Por Mara Graf - maragraf@gmail.com
Mara Graf é pedagoga de formação, terapeuta de profissão e escritora de coração. Criadora do blog Papo Terapêutico, compartilha reflexões sobre bem-estar e autoconhecimento no cotidiano
Publicado 21/05/2026 10:59
Este texto surgiu dos dias de chuva que tivemos. Refletindo sobre a introspecção que ele nos convida a fazer.
A chuva que molha a terra e lhe oferece alimento também nos traz um convite silencioso.
Ela nos convida a desacelerar, a recolher os pensamentos e a mergulhar em nós mesmos.
Você já percebeu como, em dias de chuva, nos tornamos mais introspectivos?
É como se cada pingo que cai despertasse em nós uma vontade serena de escutar o coração. A chuva que nutre a terra pode também lavar a alma.
Os pingos que deslizam do céu são como pensamentos que escorrem da memória: lavam lembranças, reacendem afetos e nos colocam diante de nós mesmos.

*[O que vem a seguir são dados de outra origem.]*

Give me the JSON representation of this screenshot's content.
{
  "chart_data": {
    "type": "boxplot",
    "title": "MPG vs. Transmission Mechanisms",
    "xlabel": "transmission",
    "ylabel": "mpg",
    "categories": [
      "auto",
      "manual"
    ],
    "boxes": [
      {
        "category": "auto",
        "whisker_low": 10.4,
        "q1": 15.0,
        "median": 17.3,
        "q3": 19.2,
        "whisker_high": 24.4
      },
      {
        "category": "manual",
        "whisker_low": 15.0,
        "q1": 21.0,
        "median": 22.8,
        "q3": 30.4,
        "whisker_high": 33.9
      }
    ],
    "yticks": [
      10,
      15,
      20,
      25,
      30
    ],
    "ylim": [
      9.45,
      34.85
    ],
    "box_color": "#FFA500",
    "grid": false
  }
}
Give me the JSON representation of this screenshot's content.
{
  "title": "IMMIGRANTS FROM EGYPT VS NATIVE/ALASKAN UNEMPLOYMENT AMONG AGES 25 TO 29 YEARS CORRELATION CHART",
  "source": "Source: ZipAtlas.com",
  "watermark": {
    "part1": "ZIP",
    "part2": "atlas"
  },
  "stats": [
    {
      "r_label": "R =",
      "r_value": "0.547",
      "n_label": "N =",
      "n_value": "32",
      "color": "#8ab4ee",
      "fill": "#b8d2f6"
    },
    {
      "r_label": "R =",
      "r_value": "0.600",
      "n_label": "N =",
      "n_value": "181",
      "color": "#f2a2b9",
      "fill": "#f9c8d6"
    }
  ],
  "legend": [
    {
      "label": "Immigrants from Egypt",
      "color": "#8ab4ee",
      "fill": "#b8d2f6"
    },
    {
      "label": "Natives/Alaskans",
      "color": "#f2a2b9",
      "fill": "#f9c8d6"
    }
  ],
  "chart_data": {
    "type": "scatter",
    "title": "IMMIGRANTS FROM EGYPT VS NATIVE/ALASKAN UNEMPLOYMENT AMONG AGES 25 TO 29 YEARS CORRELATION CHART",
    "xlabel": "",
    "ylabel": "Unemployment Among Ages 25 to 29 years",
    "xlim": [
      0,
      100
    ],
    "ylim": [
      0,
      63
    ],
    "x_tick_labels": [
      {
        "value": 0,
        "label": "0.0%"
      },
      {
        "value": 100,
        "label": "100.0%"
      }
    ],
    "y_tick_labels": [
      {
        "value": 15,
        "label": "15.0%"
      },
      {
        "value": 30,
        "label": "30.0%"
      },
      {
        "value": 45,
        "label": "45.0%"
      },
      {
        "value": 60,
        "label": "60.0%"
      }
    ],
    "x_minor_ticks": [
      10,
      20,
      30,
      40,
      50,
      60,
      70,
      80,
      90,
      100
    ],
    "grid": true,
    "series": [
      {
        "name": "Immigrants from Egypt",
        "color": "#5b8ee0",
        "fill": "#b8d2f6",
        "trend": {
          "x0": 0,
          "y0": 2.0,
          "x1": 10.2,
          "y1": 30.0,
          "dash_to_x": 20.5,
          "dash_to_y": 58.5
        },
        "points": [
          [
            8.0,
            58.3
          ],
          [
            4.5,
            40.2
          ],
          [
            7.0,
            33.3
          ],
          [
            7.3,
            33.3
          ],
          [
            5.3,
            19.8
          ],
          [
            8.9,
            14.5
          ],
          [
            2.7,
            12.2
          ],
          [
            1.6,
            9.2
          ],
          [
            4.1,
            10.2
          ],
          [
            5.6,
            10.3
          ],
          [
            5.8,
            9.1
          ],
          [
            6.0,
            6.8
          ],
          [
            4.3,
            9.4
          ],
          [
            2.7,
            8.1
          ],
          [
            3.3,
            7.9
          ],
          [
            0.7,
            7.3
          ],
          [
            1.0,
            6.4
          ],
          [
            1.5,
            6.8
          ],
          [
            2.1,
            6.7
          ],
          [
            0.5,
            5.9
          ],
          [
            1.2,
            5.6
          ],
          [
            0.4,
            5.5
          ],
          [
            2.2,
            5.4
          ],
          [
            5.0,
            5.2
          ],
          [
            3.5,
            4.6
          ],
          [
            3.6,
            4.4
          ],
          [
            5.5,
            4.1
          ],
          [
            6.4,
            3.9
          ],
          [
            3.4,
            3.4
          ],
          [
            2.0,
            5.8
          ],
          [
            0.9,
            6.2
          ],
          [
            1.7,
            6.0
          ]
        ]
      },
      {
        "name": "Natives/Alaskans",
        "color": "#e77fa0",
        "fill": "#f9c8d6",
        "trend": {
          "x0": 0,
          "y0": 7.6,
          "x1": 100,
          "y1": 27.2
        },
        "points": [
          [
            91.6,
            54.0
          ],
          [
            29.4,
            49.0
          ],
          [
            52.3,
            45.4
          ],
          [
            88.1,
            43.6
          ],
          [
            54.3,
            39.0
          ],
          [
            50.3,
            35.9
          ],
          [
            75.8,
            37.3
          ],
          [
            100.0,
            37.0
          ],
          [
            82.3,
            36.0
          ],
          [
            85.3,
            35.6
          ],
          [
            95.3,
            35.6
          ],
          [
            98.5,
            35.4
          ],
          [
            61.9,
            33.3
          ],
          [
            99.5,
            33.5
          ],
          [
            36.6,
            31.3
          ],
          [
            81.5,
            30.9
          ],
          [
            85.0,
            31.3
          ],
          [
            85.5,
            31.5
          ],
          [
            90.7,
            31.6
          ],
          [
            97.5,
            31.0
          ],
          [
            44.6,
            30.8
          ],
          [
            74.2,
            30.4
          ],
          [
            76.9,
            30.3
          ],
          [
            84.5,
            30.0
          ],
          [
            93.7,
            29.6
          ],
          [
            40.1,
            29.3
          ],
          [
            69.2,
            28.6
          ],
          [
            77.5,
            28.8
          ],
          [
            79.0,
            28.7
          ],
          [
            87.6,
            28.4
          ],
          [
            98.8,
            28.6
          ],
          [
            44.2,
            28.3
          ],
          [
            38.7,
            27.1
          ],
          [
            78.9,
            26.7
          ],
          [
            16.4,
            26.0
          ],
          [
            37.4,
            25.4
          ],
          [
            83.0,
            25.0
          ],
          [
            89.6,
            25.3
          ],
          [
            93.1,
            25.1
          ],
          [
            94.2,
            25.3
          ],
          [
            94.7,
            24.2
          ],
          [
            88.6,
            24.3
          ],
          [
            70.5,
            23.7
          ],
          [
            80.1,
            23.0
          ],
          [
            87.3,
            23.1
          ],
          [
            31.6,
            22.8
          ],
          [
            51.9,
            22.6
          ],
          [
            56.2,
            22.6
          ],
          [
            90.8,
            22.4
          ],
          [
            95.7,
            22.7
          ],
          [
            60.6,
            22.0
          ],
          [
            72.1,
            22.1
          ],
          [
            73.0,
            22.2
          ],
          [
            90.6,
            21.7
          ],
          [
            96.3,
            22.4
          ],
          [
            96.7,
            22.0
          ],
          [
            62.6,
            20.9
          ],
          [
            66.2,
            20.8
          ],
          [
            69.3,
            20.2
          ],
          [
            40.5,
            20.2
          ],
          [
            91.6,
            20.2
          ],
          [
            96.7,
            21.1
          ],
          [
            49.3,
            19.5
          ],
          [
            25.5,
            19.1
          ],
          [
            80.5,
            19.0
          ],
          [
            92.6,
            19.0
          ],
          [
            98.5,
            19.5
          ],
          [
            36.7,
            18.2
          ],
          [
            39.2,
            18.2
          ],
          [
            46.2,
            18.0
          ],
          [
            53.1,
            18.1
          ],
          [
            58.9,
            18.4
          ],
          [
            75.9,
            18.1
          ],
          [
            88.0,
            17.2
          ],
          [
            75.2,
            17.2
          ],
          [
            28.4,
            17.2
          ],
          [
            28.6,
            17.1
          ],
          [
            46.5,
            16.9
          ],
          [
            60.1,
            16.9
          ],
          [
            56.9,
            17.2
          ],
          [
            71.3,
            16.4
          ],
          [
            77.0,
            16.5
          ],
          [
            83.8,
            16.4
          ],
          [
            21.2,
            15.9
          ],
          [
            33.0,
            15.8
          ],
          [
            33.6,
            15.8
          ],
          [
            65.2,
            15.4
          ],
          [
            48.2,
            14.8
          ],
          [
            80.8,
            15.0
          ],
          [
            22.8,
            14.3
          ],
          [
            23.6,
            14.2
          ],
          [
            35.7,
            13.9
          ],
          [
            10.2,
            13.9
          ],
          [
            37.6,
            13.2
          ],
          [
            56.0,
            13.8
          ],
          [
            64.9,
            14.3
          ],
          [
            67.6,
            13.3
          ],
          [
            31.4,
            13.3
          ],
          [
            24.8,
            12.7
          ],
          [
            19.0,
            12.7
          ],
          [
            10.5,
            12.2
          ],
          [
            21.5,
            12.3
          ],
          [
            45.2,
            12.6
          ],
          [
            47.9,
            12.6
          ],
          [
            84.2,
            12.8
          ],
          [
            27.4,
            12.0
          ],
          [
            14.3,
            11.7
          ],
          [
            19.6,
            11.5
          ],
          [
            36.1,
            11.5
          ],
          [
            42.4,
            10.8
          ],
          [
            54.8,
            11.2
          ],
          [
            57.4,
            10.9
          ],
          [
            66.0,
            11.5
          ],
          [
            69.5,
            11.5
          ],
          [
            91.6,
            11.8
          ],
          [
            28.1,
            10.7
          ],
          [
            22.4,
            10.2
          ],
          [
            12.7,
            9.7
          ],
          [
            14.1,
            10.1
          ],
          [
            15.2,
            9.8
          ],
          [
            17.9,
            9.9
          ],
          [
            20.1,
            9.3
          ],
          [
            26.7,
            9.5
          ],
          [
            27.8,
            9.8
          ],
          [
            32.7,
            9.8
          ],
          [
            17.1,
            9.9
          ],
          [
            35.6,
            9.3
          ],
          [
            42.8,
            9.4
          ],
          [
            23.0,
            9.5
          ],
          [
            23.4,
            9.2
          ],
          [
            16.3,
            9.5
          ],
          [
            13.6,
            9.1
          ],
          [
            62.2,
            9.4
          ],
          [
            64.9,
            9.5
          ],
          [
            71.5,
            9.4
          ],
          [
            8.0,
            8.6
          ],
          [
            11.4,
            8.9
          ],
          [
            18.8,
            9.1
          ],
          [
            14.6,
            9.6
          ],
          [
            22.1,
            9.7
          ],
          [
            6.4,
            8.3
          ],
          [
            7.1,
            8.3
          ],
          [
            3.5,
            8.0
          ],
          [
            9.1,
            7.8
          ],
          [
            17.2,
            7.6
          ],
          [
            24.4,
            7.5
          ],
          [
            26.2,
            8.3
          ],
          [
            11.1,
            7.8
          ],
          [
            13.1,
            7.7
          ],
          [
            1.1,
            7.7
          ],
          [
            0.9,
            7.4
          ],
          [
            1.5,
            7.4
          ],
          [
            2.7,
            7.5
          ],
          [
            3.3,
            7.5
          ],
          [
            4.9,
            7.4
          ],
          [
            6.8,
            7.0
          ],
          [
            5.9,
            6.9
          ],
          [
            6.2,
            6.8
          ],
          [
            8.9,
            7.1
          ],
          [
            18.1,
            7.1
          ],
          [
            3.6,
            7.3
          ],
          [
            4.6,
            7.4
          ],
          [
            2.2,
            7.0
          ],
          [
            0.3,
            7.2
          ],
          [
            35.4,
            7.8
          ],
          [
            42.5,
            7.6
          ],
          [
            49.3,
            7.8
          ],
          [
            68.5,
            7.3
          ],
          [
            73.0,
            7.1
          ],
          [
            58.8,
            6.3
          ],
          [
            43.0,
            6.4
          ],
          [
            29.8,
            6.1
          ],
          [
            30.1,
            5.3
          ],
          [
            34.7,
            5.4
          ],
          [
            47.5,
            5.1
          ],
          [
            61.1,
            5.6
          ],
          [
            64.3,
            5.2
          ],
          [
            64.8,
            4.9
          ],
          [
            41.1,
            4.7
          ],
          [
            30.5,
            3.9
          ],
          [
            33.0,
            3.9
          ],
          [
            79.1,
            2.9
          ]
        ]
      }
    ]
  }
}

Há uma poesia em cada gota que cai, uma música suave que embala o silêncio e nos chama à reflexão.
E, assim como faz brotar sementes escondidas no solo, a chuva também desperta sementes guardadas em nosso coração. Ela nos lembra que, mesmo nos dias cinzentos, existe sempre a possibilidade de florescer.
Um dia de chuva não é apenas um fenômeno da natureza — é um convite à pausa, ao silêncio e ao renascimento.
Porque, às vezes, é no recolhimento dos dias nublados que a alma encontra espaço para voltar a florescer.
“Há chuvas que molham a terra… e há aquelas que, silenciosamente, fazem florescer o que estava adormecido dentro de nós.”